沖縄戦の集団自決の記述から「日本軍の強制」が削除された教科書検定問題は、大規模な県民大会を経て直ちに再修正の動きが始まった。
政府は「県民感情へ配慮は必要」と記述の復活を示唆し、
沖縄側は「県民の意向に耳を傾けていただき非常にありがたい」(仲井真弘多知事)と評価、一件落着の様相だ。
だが、「配慮」による政治決着は、問題再燃の火種を残す可能性がある。

全TV局生中継
再修正の直接の契機となった九月二十九日の県民大会には主催者発表で約十一万人(県警調べ約四万二千人)が集まった。
大会はPTA連合会会長のアピールで幕を開けた。
「沖縄戦の死者の怒りの声が、大和の政治家や文科省には届かないか。
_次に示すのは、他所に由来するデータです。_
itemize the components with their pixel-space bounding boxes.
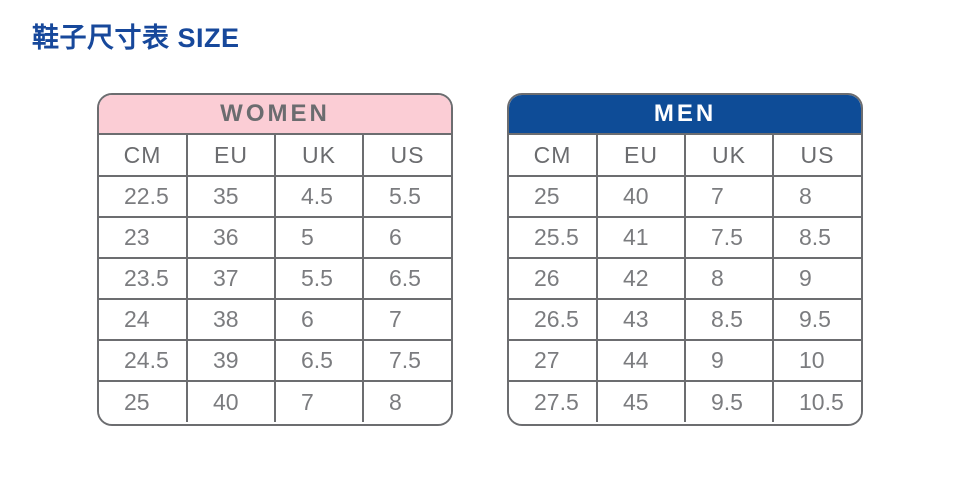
size-cell: 22.5 bbox=[99, 176, 188, 218]
size-cell: 26 bbox=[509, 258, 598, 300]
women-table-header-band: WOMEN bbox=[99, 95, 451, 135]
size-cell: 39 bbox=[187, 340, 276, 382]
table-row: 26.5 43 8.5 9.5 bbox=[509, 299, 861, 341]
men-size-table: MEN CM EU UK US 25 40 7 8 25.5 bbox=[507, 93, 863, 426]
size-cell: 25 bbox=[99, 381, 188, 422]
size-cell: 5 bbox=[275, 217, 364, 259]
table-row: 25 40 7 8 bbox=[509, 176, 861, 218]
men-column-header-row: CM EU UK US bbox=[509, 135, 861, 177]
size-cell: 38 bbox=[187, 299, 276, 341]
size-cell: 9.5 bbox=[773, 299, 861, 341]
size-cell: 42 bbox=[597, 258, 686, 300]
size-cell: 24.5 bbox=[99, 340, 188, 382]
size-cell: 7.5 bbox=[685, 217, 774, 259]
women-column-header-row: CM EU UK US bbox=[99, 135, 451, 177]
men-table-title: MEN bbox=[653, 100, 717, 127]
size-cell: 9.5 bbox=[685, 381, 774, 422]
table-row: 24 38 6 7 bbox=[99, 299, 451, 341]
size-cell: 36 bbox=[187, 217, 276, 259]
table-row: 24.5 39 6.5 7.5 bbox=[99, 340, 451, 382]
table-row: 23 36 5 6 bbox=[99, 217, 451, 259]
size-cell: 8 bbox=[773, 176, 861, 218]
women-table-title: WOMEN bbox=[220, 100, 330, 127]
size-cell: 10.5 bbox=[773, 381, 861, 422]
size-cell: 7 bbox=[363, 299, 451, 341]
size-cell: 5.5 bbox=[363, 176, 451, 218]
size-cell: 7 bbox=[685, 176, 774, 218]
size-cell: 6.5 bbox=[275, 340, 364, 382]
size-cell: 27 bbox=[509, 340, 598, 382]
size-cell: 44 bbox=[597, 340, 686, 382]
women-col-header-us: US bbox=[363, 135, 451, 177]
women-size-table: WOMEN CM EU UK US 22.5 35 4.5 5.5 bbox=[97, 93, 453, 426]
size-cell: 6.5 bbox=[363, 258, 451, 300]
women-col-header-uk: UK bbox=[275, 135, 364, 177]
size-cell: 35 bbox=[187, 176, 276, 218]
women-table: CM EU UK US 22.5 35 4.5 5.5 23 36 5 6 bbox=[99, 135, 451, 422]
men-table: CM EU UK US 25 40 7 8 25.5 41 7.5 8.5 bbox=[509, 135, 861, 422]
size-cell: 8 bbox=[363, 381, 451, 422]
size-cell: 25 bbox=[509, 176, 598, 218]
size-cell: 27.5 bbox=[509, 381, 598, 422]
size-cell: 41 bbox=[597, 217, 686, 259]
table-row: 27.5 45 9.5 10.5 bbox=[509, 381, 861, 422]
size-cell: 37 bbox=[187, 258, 276, 300]
size-cell: 45 bbox=[597, 381, 686, 422]
men-col-header-uk: UK bbox=[685, 135, 774, 177]
size-cell: 10 bbox=[773, 340, 861, 382]
page-title: 鞋子尺寸表 SIZE bbox=[32, 23, 240, 53]
size-cell: 43 bbox=[597, 299, 686, 341]
size-cell: 6 bbox=[275, 299, 364, 341]
men-col-header-eu: EU bbox=[597, 135, 686, 177]
women-col-header-cm: CM bbox=[99, 135, 188, 177]
size-cell: 23.5 bbox=[99, 258, 188, 300]
table-row: 23.5 37 5.5 6.5 bbox=[99, 258, 451, 300]
table-row: 25 40 7 8 bbox=[99, 381, 451, 422]
table-row: 26 42 8 9 bbox=[509, 258, 861, 300]
size-cell: 6 bbox=[363, 217, 451, 259]
size-cell: 9 bbox=[773, 258, 861, 300]
size-cell: 7.5 bbox=[363, 340, 451, 382]
table-row: 27 44 9 10 bbox=[509, 340, 861, 382]
size-cell: 24 bbox=[99, 299, 188, 341]
table-row: 22.5 35 4.5 5.5 bbox=[99, 176, 451, 218]
women-col-header-eu: EU bbox=[187, 135, 276, 177]
size-cell: 40 bbox=[597, 176, 686, 218]
size-cell: 7 bbox=[275, 381, 364, 422]
size-cell: 25.5 bbox=[509, 217, 598, 259]
size-cell: 5.5 bbox=[275, 258, 364, 300]
size-cell: 9 bbox=[685, 340, 774, 382]
men-col-header-us: US bbox=[773, 135, 861, 177]
size-cell: 8.5 bbox=[685, 299, 774, 341]
size-cell: 40 bbox=[187, 381, 276, 422]
size-cell: 4.5 bbox=[275, 176, 364, 218]
size-cell: 23 bbox=[99, 217, 188, 259]
size-cell: 8 bbox=[685, 258, 774, 300]
men-col-header-cm: CM bbox=[509, 135, 598, 177]
size-cell: 26.5 bbox=[509, 299, 598, 341]
table-row: 25.5 41 7.5 8.5 bbox=[509, 217, 861, 259]
size-cell: 8.5 bbox=[773, 217, 861, 259]
men-table-header-band: MEN bbox=[509, 95, 861, 135]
生きている私たちが声を一つにして訴えよう」。
大会は県議会が主導し県知事や教育長も職員や学校長の参加を求めた。
NHKと民放三社の地元テレビ全局が大会の模様を生中継し、地元の新聞二紙は号外を発行した。
福田康夫首相は今月三日の衆院本会議で「県民の思いを強く受け止め、しっかりと検討していく」と答弁。
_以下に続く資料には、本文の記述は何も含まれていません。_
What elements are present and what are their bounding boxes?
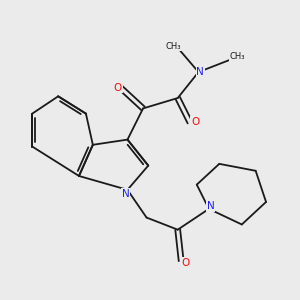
Text: CH₃: CH₃ — [230, 52, 245, 61]
Text: O: O — [181, 258, 190, 268]
Text: O: O — [114, 82, 122, 93]
Text: O: O — [191, 117, 199, 127]
Text: CH₃: CH₃ — [166, 42, 181, 51]
Text: N: N — [122, 189, 130, 199]
Text: N: N — [196, 67, 204, 77]
Text: N: N — [207, 201, 214, 211]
文部科学省は「沖縄の心を重く受け止めていろいろ検討」(渡海紀三朗文科相)した結果、
教科書会社からの訂正申請を受理する形で、軍関与の記述を復活させる道が開かれた。
だが、「事実の再検討」ではなく「配慮」での記述復活は今回が二度目だ。政権が変われば繰り返す可能性がある。 
一九八一年度の教科書検定でも、「日本軍による住民虐殺」の記述が削除されたことに沖縄県民が抗議。
小川平二文部相(当時)が「次の機会で県民の気持ちに配慮して検定を行う」と国会で答弁し、
八三年度の検定で表現が復活した。

中韓に波及懸念
さらに、「配慮」は国外に広がる可能性もある。
外務省のある幹部は「中国や韓国からの抗議に政府は『教科書の内容は政治関与で変更できない』と説明してきた。
もし、『国内の抗議には配慮するのか』と両国から詰め寄られたら、返す言葉がない」と困惑する。
記述回復を求める県議会の意見書に反対した自民党県議の小渡亨氏は
「沖縄では今、日本軍を批判しないと『非県民』扱いされる。言論の自由がない戦前と同じ空気がある」と政治問題化する現状を批判する。
さらに「大事なのは配慮ではなく事実」と強調する。
現行の検定制度は戦前の国定教科書への反省から生まれた。
中央と地方の政治力対決ではなく、一部で提案のある研究機関の設置などで徹底した史実の究明をすべきだろう。
歴史問題が政治問題化することで、教科書会社が集団自決の記述そのものを削除する萎縮効果さえ招きかねない。
(那覇支局長 大久保潤)

▼「集団自決」をめぐる教科書検定問題
文部科学省は三月、来年度から使われる高校教科書の沖縄戦の集団自決について、
旧日本軍の命令の有無を巡る裁判が係争中であることや、
「すべてのケースで旧日本軍の命令があったわけではない」として、軍の強制について修正を求める検定意見を公表した。
意見を受け「日本軍が配った手りゅう弾で集団自害と殺し合いが起こった」などと軍強制を表す記述が消えた。